Now that you’ve narrowed your choices, there are three final questions to ask:
Are you in love with what the college has to offer, or with what the college stands for? Once a college admits you, they will call you day and night, send you email hourly, and text you in the middle of math class. One college even went so far as to send every admitted student a disposable cell phone, so the college knew they could get through to every student.
Some of this may be helpful—if you get a call from a student studying your major, great—but many of these communications are just designed to give you a feel or glow for the college that can cloud your judgement, not clear it. The same is true for financial aid packages; on student picked a school just because they gave him a $600 grant and called it an honors scholarship. That makes the school a little less expensive – but does it make it right for you?

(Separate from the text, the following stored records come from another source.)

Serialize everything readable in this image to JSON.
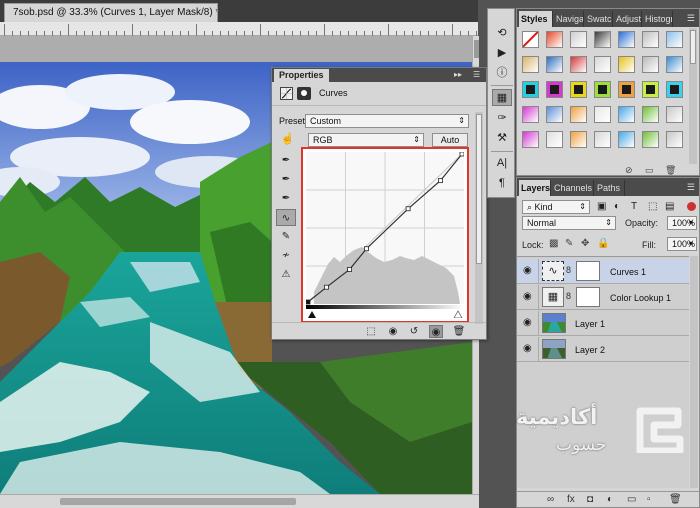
{
  "document": {
    "tab_title": "7sob.psd @ 33.3% (Curves 1, Layer Mask/8) *",
    "close_glyph": "×"
  },
  "properties": {
    "tab_label": "Properties",
    "header_title": "Curves",
    "preset_label": "Preset:",
    "preset_value": "Custom",
    "channel_value": "RGB",
    "auto_label": "Auto",
    "tools": [
      "pointer-hand",
      "eyedropper-black",
      "eyedropper-gray",
      "eyedropper-white",
      "curve-point",
      "pencil",
      "smooth",
      "clipping-warning"
    ],
    "curve_points": [
      [
        0,
        0
      ],
      [
        0.12,
        0.1
      ],
      [
        0.27,
        0.22
      ],
      [
        0.38,
        0.36
      ],
      [
        0.65,
        0.63
      ],
      [
        0.86,
        0.82
      ],
      [
        1,
        1
      ]
    ]
  },
  "styles": {
    "tabs": [
      "Styles",
      "Naviga",
      "Swatch",
      "Adjust",
      "Histogr"
    ],
    "active_tab": "Styles"
  },
  "layers": {
    "tabs": [
      "Layers",
      "Channels",
      "Paths"
    ],
    "active_tab": "Layers",
    "kind_label": "Kind",
    "blend_mode": "Normal",
    "opacity_label": "Opacity:",
    "opacity_value": "100%",
    "lock_label": "Lock:",
    "fill_label": "Fill:",
    "fill_value": "100%",
    "items": [
      {
        "name": "Curves 1",
        "type": "curves-adjustment",
        "visible": true,
        "selected": true
      },
      {
        "name": "Color Lookup 1",
        "type": "color-lookup-adjustment",
        "visible": true,
        "selected": false
      },
      {
        "name": "Layer 1",
        "type": "pixel",
        "visible": true,
        "selected": false
      },
      {
        "name": "Layer 2",
        "type": "pixel",
        "visible": true,
        "selected": false
      }
    ]
  },
  "watermark": {
    "text": "أكاديمية",
    "sub": "حسوب"
  },
  "colors": {
    "highlight_border": "#e0352b",
    "selected_row": "#c8d3e8",
    "panel_bg": "#d6d6d6",
    "ui_dark": "#535353"
  }
}
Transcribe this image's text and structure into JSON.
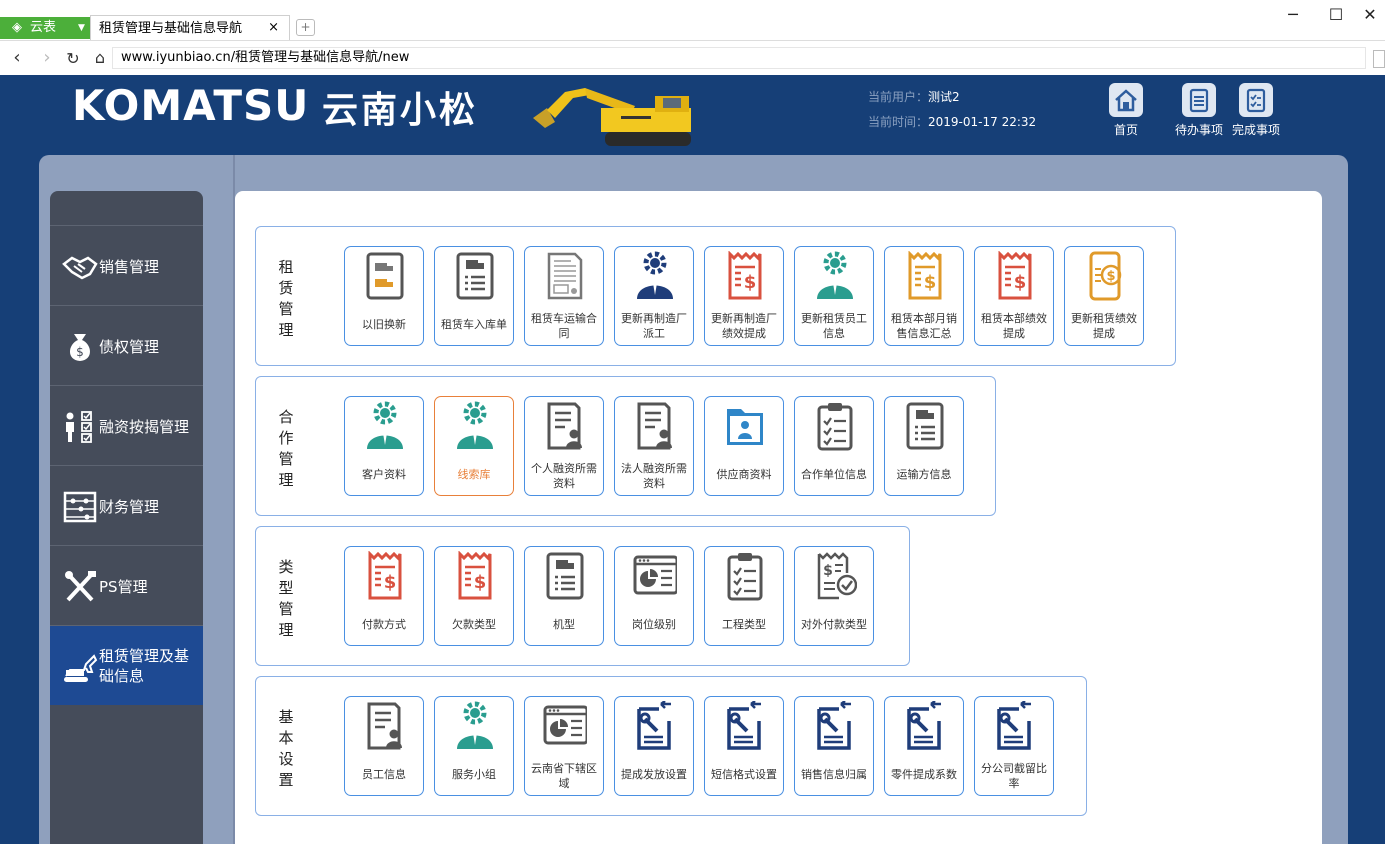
{
  "browser": {
    "app_menu_label": "云表",
    "tab_title": "租赁管理与基础信息导航",
    "tab_close": "×",
    "url_domain": "www.iyunbiao.cn",
    "url_path": "/租赁管理与基础信息导航/new"
  },
  "header": {
    "brand": "KOMATSU",
    "brand_cn": "云南小松",
    "user_label": "当前用户：",
    "user_value": "测试2",
    "time_label": "当前时间：",
    "time_value": "2019-01-17 22:32",
    "nav": [
      "首页",
      "待办事项",
      "完成事项"
    ]
  },
  "sidebar": {
    "items": [
      {
        "label": "销售管理",
        "icon": "handshake-icon"
      },
      {
        "label": "债权管理",
        "icon": "money-bag-icon"
      },
      {
        "label": "融资按揭管理",
        "icon": "checklist-person-icon"
      },
      {
        "label": "财务管理",
        "icon": "abacus-icon"
      },
      {
        "label": "PS管理",
        "icon": "tools-icon"
      },
      {
        "label": "租赁管理及基础信息",
        "icon": "excavator-icon",
        "active": true
      }
    ]
  },
  "groups": [
    {
      "title": "租赁管理",
      "cards": [
        {
          "label": "以旧换新",
          "icon": "truck-doc-icon"
        },
        {
          "label": "租赁车入库单",
          "icon": "truck-list-icon"
        },
        {
          "label": "租赁车运输合同",
          "icon": "contract-icon"
        },
        {
          "label": "更新再制造厂派工",
          "icon": "worker-gear-icon"
        },
        {
          "label": "更新再制造厂绩效提成",
          "icon": "dollar-receipt-icon"
        },
        {
          "label": "更新租赁员工信息",
          "icon": "employee-gear-icon"
        },
        {
          "label": "租赁本部月销售信息汇总",
          "icon": "dollar-receipt-icon"
        },
        {
          "label": "租赁本部绩效提成",
          "icon": "dollar-receipt-icon"
        },
        {
          "label": "更新租赁绩效提成",
          "icon": "dollar-phone-icon"
        }
      ]
    },
    {
      "title": "合作管理",
      "cards": [
        {
          "label": "客户资料",
          "icon": "employee-gear-icon"
        },
        {
          "label": "线索库",
          "icon": "employee-gear-icon",
          "selected": true
        },
        {
          "label": "个人融资所需资料",
          "icon": "person-doc-icon"
        },
        {
          "label": "法人融资所需资料",
          "icon": "person-doc-icon"
        },
        {
          "label": "供应商资料",
          "icon": "folder-person-icon"
        },
        {
          "label": "合作单位信息",
          "icon": "clipboard-check-icon"
        },
        {
          "label": "运输方信息",
          "icon": "truck-list-icon"
        }
      ]
    },
    {
      "title": "类型管理",
      "cards": [
        {
          "label": "付款方式",
          "icon": "dollar-receipt-icon"
        },
        {
          "label": "欠款类型",
          "icon": "dollar-receipt-icon"
        },
        {
          "label": "机型",
          "icon": "truck-list-icon"
        },
        {
          "label": "岗位级别",
          "icon": "chart-window-icon"
        },
        {
          "label": "工程类型",
          "icon": "clipboard-check-icon"
        },
        {
          "label": "对外付款类型",
          "icon": "dollar-check-icon"
        }
      ]
    },
    {
      "title": "基本设置",
      "cards": [
        {
          "label": "员工信息",
          "icon": "person-doc-icon"
        },
        {
          "label": "服务小组",
          "icon": "employee-gear-icon"
        },
        {
          "label": "云南省下辖区域",
          "icon": "chart-window-icon"
        },
        {
          "label": "提成发放设置",
          "icon": "wrench-doc-icon"
        },
        {
          "label": "短信格式设置",
          "icon": "wrench-doc-icon"
        },
        {
          "label": "销售信息归属",
          "icon": "wrench-doc-icon"
        },
        {
          "label": "零件提成系数",
          "icon": "wrench-doc-icon"
        },
        {
          "label": "分公司截留比率",
          "icon": "wrench-doc-icon"
        }
      ]
    }
  ],
  "colors": {
    "page_bg": "#163f77",
    "sidebar_bg": "#454c5a",
    "sidebar_active": "#1e4a93",
    "card_border": "#4a90e2",
    "card_selected": "#e8803a",
    "teal": "#2a9d8f",
    "red": "#d9513f",
    "orange": "#e09a2a",
    "navy": "#1f3d7a"
  }
}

The college you say yes to will be thrilled to have you, and that’s important—but you won’t be getting hourly texts once you hit campus and the school mascot wont be escorting you to class every day. Classes, studying, doing laundry will take up about 150 of your college days very year, while home football games will take up about six. This is your new home—make sure your choice about that home is on a solid foundation.

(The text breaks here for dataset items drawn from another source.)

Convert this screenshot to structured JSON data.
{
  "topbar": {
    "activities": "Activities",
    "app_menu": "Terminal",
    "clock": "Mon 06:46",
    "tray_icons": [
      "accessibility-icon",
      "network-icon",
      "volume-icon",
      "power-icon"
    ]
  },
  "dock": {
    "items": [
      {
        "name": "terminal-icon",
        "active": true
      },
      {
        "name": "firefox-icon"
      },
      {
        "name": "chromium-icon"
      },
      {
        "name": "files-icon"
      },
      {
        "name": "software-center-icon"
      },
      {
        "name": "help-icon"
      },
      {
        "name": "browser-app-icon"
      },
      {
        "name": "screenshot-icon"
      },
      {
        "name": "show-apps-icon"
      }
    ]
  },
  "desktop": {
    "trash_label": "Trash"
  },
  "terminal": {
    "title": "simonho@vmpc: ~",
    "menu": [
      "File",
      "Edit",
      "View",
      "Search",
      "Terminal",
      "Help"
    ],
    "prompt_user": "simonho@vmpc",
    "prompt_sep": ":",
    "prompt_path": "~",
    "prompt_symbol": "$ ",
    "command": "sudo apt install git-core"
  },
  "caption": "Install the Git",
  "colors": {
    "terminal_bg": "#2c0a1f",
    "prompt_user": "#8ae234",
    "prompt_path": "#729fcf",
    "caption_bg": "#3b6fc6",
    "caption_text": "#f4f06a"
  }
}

Should you start locally and transfer? If money is tight, consider starting at a local community college or four-year institution where you can commute, live at home for a while, then transfer to your dream school to finish. You’ll have to work very closely every semester with an adviser *at the college you are transferring to* to make sure your classes will transfer for the degree you want, but if this means less stress, less loans, and more of a chance to afford your final two years at the place you really want to be, it’s worth considering.
It’s time to deposit, and you just can’t decided between your schools. Is it OK to deposit at more than one school at a time? No.
Consider this. You decide to enroll at a college that has small classes, which you really like. You head to class on the first day, only to discover that 30 students double deposited—they told more than one school they’d be going there in the fall. All 30 of these students decided not to come to your college, and they just told the college the day before. It’s too late for the college to go to their waitlist, so those seats are now empty, and so is their budget. They cancel classes, lay off teachers they suddenly can’t afford, and put students in classes of 100. SO much for the education you had hoped for.
Telling lots of schools yes with a deposit is like saying yes to 10 prom dates—you might get more time to choose, but it hurts lots of people in the process, including you. Students stay on waitlists for no reason, colleges schedule classes that won’t have enough students, and parents lose deposits that could go towards textbooks—or retirement.
It’s great to have options, but the band is playing, and it’s time to dance. Size up your partners, pick the one that will get you across the dance floor with the right balance of support and excitement, and move to the music of the future—your future.